What we need to know about scleroderma… A rare autoimmune disease, how it is treated, what the state does… Boryana Boteva, who is the chairperson of the Association of Patients with Rheumatological Diseases and the chairperson of the Association for the Development of Bulgarian Health Care, spoke to FAKTI.
- Mrs. Boteva, what is the disease scleroderma?
- Systemic sclerosis (scleroderma) is a chronic progressive connective tissue disease. Most often, the disease occurs in the age group of 30-50 years. Women are affected 7 times more often than men. The cause of the disease is unknown. Some external factors are supposed to be important – chemical agents such as silicon, vinyl chloride, medications, and bacterial and viral infections. The disease is treated with immunosuppressive drugs, corticosteroids, and some new targeting drugs that target specific organs, such as the lung, for example.
- How many people in Bulgaria suffer from this disease?
- We have no data on the number of people affected by scleroderma in Bulgaria, but the disease is rare. About 200,000 people in the US are affected by scleroderma, and the systemic form – 80,000 people. For Europe, according to the various studies, the affected are from 7.2 to 33.9 per 100,000 people in different countries.
- Does the disease lead to death… What is the survival rate?
- Mortality in scleroderma is very high. Unfortunately, from 3 to 5 years after the first symptoms, there is already organ involvement.
- What is characteristic of this disease. What are the symptoms…
- Swelling, thickening of the skin, itching, severe fatigue, emotional changes, joint pain, muscle weakness, shortness of breath, cough, digestive problems, kidney problems.

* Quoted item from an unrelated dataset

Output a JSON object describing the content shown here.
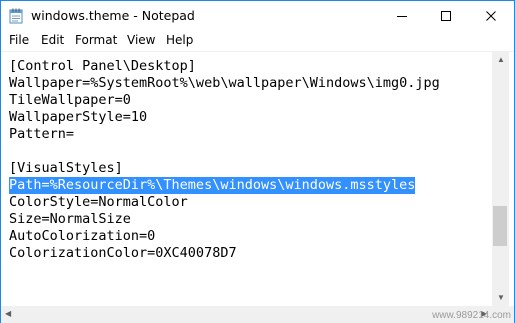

Pulmonary involvement in systemic sclerosis can occur as pulmonary hypertension or interstitial lung disease. Pulmonary arterial hypertension affects about 15% of patients with progressive systemic sclerosis. Interstitial lung disease affects about 80% of patients with progressive systemic sclerosis (PSS), but only about 25-30% of them develop progressive disease within 5 years of symptom onset. The disease usually manifests at the beginning through the so-called Raynaud's syndrome. Raynaud's syndrome, also called Raynaud's disease, is a condition that affects the blood flow in the fingers and toes and changes the color of the skin as a result. In some cases, it can also affect the ears, nose and lips. A very characteristic whitening of the fingers occurs at low temperatures.
- How difficult is the diagnosis?
- Diagnosing the disease can be delayed, as it affects many organs and systems in the human body and requires a multidisciplinary approach, which we unfortunately lack. It may be possible in some larger medical facilities.
- Do we have adequate access to medicines. Are they covered by NHIF?
- The National Health Insurance Fund currently covers only the specific medications aimed at organ involvement in systemic sclerosis, in this case we are talking about medications for pulmonary involvement. They are from the group of expensive drugs and patients go through specialized committees every 6 months to get a protocol. It's great that we have access to new therapies. We just wish access was much easier for patients. Standard immunosuppressive medications and corticosteroids are not paid for by the NHIF. They are often expensive and patients purchase them from Bulgaria's neighboring countries. And this is a basic treatment of systemic sclerosis, if I can describe it that way. The National Health Insurance Fund does not pay for the treatment with immunoglobulins, which is also applied in some cases. Here we are talking about an off label application, the disease does not appear in the summary of the immunoglobulins. For some patients, a course of 90 ampoules costs nearly BGN 3,000. How often immunoglobulins will need to be administered depends on the individual patient and the severity of the disease. This problem also affects patients with systemic lupus and other systemic connective tissue diseases. People either do not buy immunoglobulins, or take out loans, or rely on relatives.